In all these writ petitions under Art. Aggrieved by the decision of the arbitrator, the claimants went up in appeal to the High Court of Allahabad under s. It is against that decision that the Collector of Varanasi has filed this appeal after obtaining special leave from this Court under Art. In some cases, it is true that Tribunals have fixed 25 years as the machinery’s average life. The arbitrator had fixed the compensation at Rs. Consequently, there can be no hard and, fast rule applicable to all sorts of machinery.

“Taxes on the sale or purchase of goods other than newspapers, subject to the provisions of entry 92A of List I. 45 of 1961) is unconstitutional and ultra vires and a direction prohibiting the respondents from levying tax under S. 21 and to refund the tax already collected.
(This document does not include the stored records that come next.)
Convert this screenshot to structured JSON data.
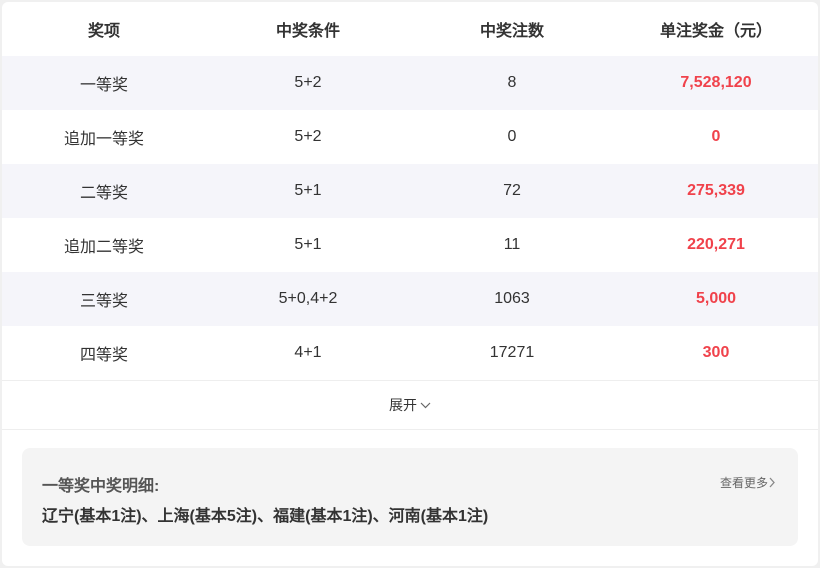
{
  "table": {
    "headers": [
      "奖项",
      "中奖条件",
      "中奖注数",
      "单注奖金（元）"
    ],
    "rows": [
      {
        "name": "一等奖",
        "condition": "5+2",
        "count": "8",
        "prize": "7,528,120"
      },
      {
        "name": "追加一等奖",
        "condition": "5+2",
        "count": "0",
        "prize": "0"
      },
      {
        "name": "二等奖",
        "condition": "5+1",
        "count": "72",
        "prize": "275,339"
      },
      {
        "name": "追加二等奖",
        "condition": "5+1",
        "count": "11",
        "prize": "220,271"
      },
      {
        "name": "三等奖",
        "condition": "5+0,4+2",
        "count": "1063",
        "prize": "5,000"
      },
      {
        "name": "四等奖",
        "condition": "4+1",
        "count": "17271",
        "prize": "300"
      }
    ]
  },
  "expand_label": "展开",
  "detail": {
    "title": "一等奖中奖明细:",
    "more_label": "查看更多",
    "text": "辽宁(基本1注)、上海(基本5注)、福建(基本1注)、河南(基本1注)"
  },
  "colors": {
    "prize": "#f0424b",
    "alt_row": "#f5f5fa"
  }
}
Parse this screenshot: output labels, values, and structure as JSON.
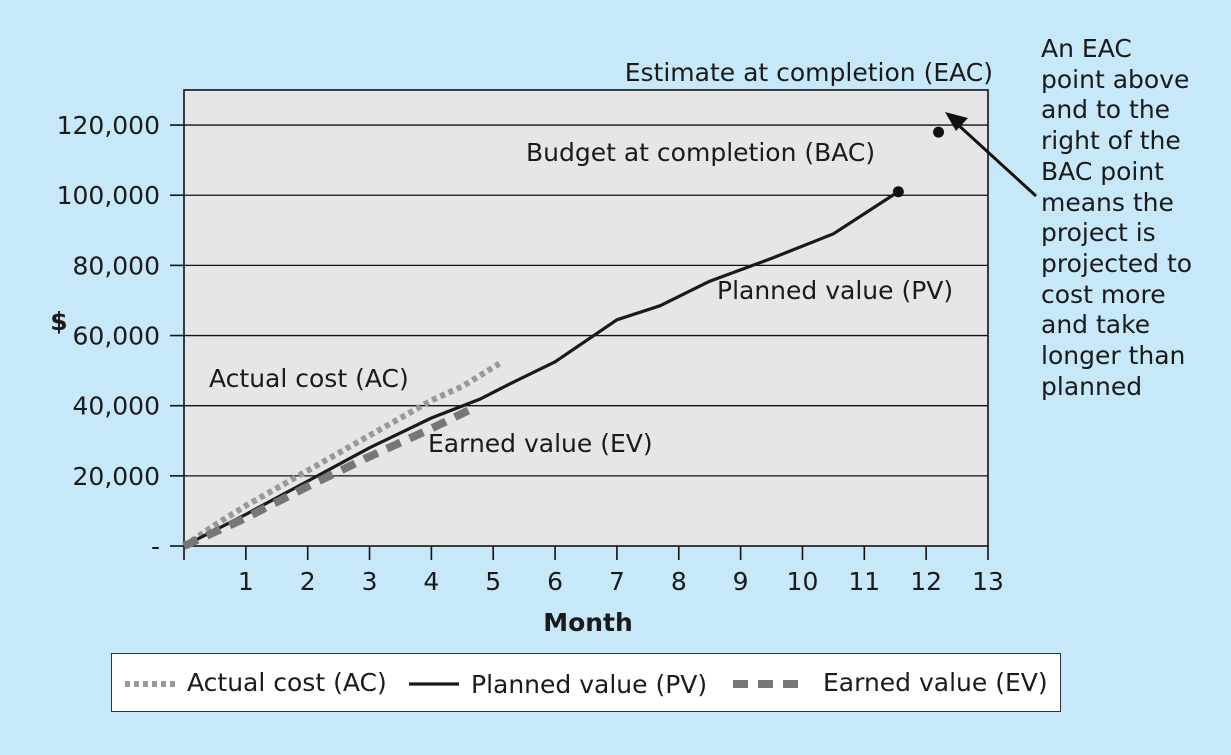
{
  "chart_data": {
    "type": "line",
    "xlabel": "Month",
    "ylabel": "$",
    "xlim": [
      0,
      13
    ],
    "ylim": [
      0,
      130000
    ],
    "x_ticks": [
      "1",
      "2",
      "3",
      "4",
      "5",
      "6",
      "7",
      "8",
      "9",
      "10",
      "11",
      "12",
      "13"
    ],
    "y_ticks": [
      {
        "value": 0,
        "label": "-"
      },
      {
        "value": 20000,
        "label": "20,000"
      },
      {
        "value": 40000,
        "label": "40,000"
      },
      {
        "value": 60000,
        "label": "60,000"
      },
      {
        "value": 80000,
        "label": "80,000"
      },
      {
        "value": 100000,
        "label": "100,000"
      },
      {
        "value": 120000,
        "label": "120,000"
      }
    ],
    "grid": "horizontal",
    "legend_position": "bottom",
    "series": [
      {
        "name": "Actual cost (AC)",
        "style": "dotted",
        "color": "#999999",
        "x": [
          0,
          0.5,
          1,
          1.5,
          2,
          2.5,
          3,
          3.5,
          4,
          4.5,
          5.1
        ],
        "y": [
          0,
          6000,
          11500,
          16500,
          21500,
          26500,
          31500,
          36500,
          41500,
          45500,
          52000
        ]
      },
      {
        "name": "Planned value (PV)",
        "style": "solid",
        "color": "#1a1a1a",
        "x": [
          0,
          1,
          2,
          3,
          4,
          4.8,
          5.3,
          6,
          6.5,
          7,
          7.7,
          8.5,
          9.5,
          10.5,
          11.55
        ],
        "y": [
          0,
          9000,
          18500,
          28000,
          36500,
          42000,
          46500,
          52500,
          58500,
          64500,
          68500,
          75500,
          82000,
          89000,
          101000
        ]
      },
      {
        "name": "Earned value (EV)",
        "style": "dashed",
        "color": "#777777",
        "x": [
          0,
          1,
          2,
          3,
          4,
          4.7
        ],
        "y": [
          0,
          8000,
          17000,
          25500,
          33500,
          39500
        ]
      }
    ],
    "points": [
      {
        "label": "Budget at completion (BAC)",
        "x": 11.55,
        "y": 101000
      },
      {
        "label": "Estimate at completion (EAC)",
        "x": 12.2,
        "y": 118000
      }
    ],
    "annotations": [
      {
        "text": "Actual cost (AC)"
      },
      {
        "text": "Earned value (EV)"
      },
      {
        "text": "Planned value (PV)"
      }
    ],
    "callout": {
      "lines": [
        "An EAC",
        "point above",
        "and to the",
        "right of the",
        "BAC point",
        "means the",
        "project is",
        "projected to",
        "cost more",
        "and take",
        "longer than",
        "planned"
      ]
    }
  }
}
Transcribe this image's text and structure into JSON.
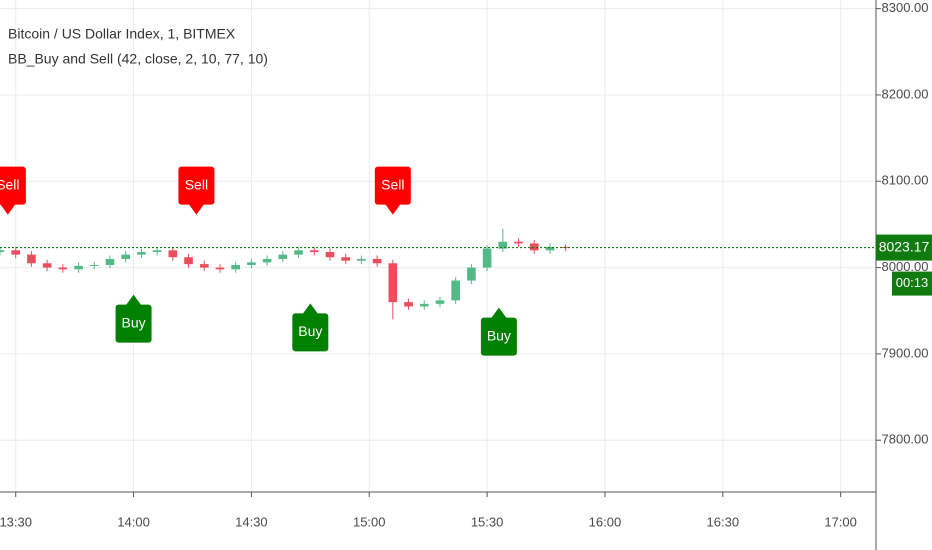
{
  "chart_data": {
    "type": "candlestick",
    "title": "Bitcoin / US Dollar Index, 1, BITMEX",
    "subtitle": "BB_Buy and Sell (42, close, 2, 10, 77, 10)",
    "x": [
      "13:26",
      "13:30",
      "13:34",
      "13:38",
      "13:42",
      "13:46",
      "13:50",
      "13:54",
      "13:58",
      "14:02",
      "14:06",
      "14:10",
      "14:14",
      "14:18",
      "14:22",
      "14:26",
      "14:30",
      "14:34",
      "14:38",
      "14:42",
      "14:46",
      "14:50",
      "14:54",
      "14:58",
      "15:02",
      "15:06",
      "15:10",
      "15:14",
      "15:18",
      "15:22",
      "15:26",
      "15:30",
      "15:34",
      "15:38",
      "15:42",
      "15:46",
      "15:50"
    ],
    "open": [
      8018,
      8020,
      8015,
      8005,
      8000,
      7998,
      8002,
      8003,
      8010,
      8015,
      8018,
      8020,
      8012,
      8004,
      8000,
      7998,
      8003,
      8006,
      8010,
      8015,
      8020,
      8018,
      8012,
      8008,
      8010,
      8005,
      7960,
      7955,
      7958,
      7962,
      7985,
      8000,
      8022,
      8030,
      8028,
      8020,
      8024
    ],
    "high": [
      8024,
      8024,
      8019,
      8009,
      8004,
      8006,
      8007,
      8014,
      8019,
      8022,
      8024,
      8024,
      8016,
      8008,
      8004,
      8007,
      8010,
      8014,
      8019,
      8024,
      8024,
      8022,
      8016,
      8014,
      8014,
      8009,
      7964,
      7962,
      7966,
      7989,
      8004,
      8026,
      8045,
      8034,
      8032,
      8028,
      8027
    ],
    "low": [
      8014,
      8011,
      8001,
      7996,
      7994,
      7994,
      7998,
      7999,
      8006,
      8011,
      8014,
      8008,
      8000,
      7996,
      7994,
      7994,
      7999,
      8002,
      8006,
      8011,
      8014,
      8008,
      8004,
      8004,
      8001,
      7940,
      7951,
      7951,
      7954,
      7958,
      7981,
      7996,
      8018,
      8024,
      8016,
      8016,
      8019
    ],
    "close": [
      8020,
      8015,
      8005,
      8000,
      7998,
      8002,
      8003,
      8010,
      8015,
      8018,
      8020,
      8012,
      8004,
      8000,
      7998,
      8003,
      8006,
      8010,
      8015,
      8020,
      8018,
      8012,
      8008,
      8010,
      8005,
      7960,
      7955,
      7958,
      7962,
      7985,
      8000,
      8022,
      8030,
      8028,
      8020,
      8024,
      8023
    ],
    "up_color": "#53b987",
    "down_color": "#eb4d5c",
    "signals": [
      {
        "label": "Sell",
        "time": "13:28",
        "price": 8095,
        "color": "#ff0000"
      },
      {
        "label": "Buy",
        "time": "14:00",
        "price": 7935,
        "color": "#008000"
      },
      {
        "label": "Sell",
        "time": "14:16",
        "price": 8095,
        "color": "#ff0000"
      },
      {
        "label": "Buy",
        "time": "14:45",
        "price": 7925,
        "color": "#008000"
      },
      {
        "label": "Sell",
        "time": "15:06",
        "price": 8095,
        "color": "#ff0000"
      },
      {
        "label": "Buy",
        "time": "15:33",
        "price": 7920,
        "color": "#008000"
      }
    ],
    "last_price": 8023.17,
    "countdown": "00:13",
    "price_label_color": "#0f7b0f",
    "xlim": [
      "13:26",
      "17:09"
    ],
    "xticks": [
      "13:30",
      "14:00",
      "14:30",
      "15:00",
      "15:30",
      "16:00",
      "16:30",
      "17:00"
    ],
    "ylim": [
      7740,
      8310
    ],
    "yticks": [
      {
        "value": 7800,
        "label": "7800.00"
      },
      {
        "value": 7900,
        "label": "7900.00"
      },
      {
        "value": 8000,
        "label": "8000.00"
      },
      {
        "value": 8100,
        "label": "8100.00"
      },
      {
        "value": 8200,
        "label": "8200.00"
      },
      {
        "value": 8300,
        "label": "8300.00"
      }
    ],
    "grid": true
  }
}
The High Court differed from the arbitrator as to the value to be attached to the sale deeds produced. )(3) Since the Tribunal fixed the period of 15 years after considering the evidence and the nature of industry there is no reason why its determination need be interfered with.

Such an approach seems particularly inappropriate as applied to fundamental policies like those best advocates in Supreme Court of India relation to the Green Belt or Areas of Outstanding Natural Beauty. Counsel for the Union argued that the Tribunal ought to have fixed the life of the Dew machinery at 25 years as is usually done and not at 15 years. In suggesting the life of 25 years for this machinery Counsel for the Union did not give any specific reason except that 25 years of life has been fixed in some cases.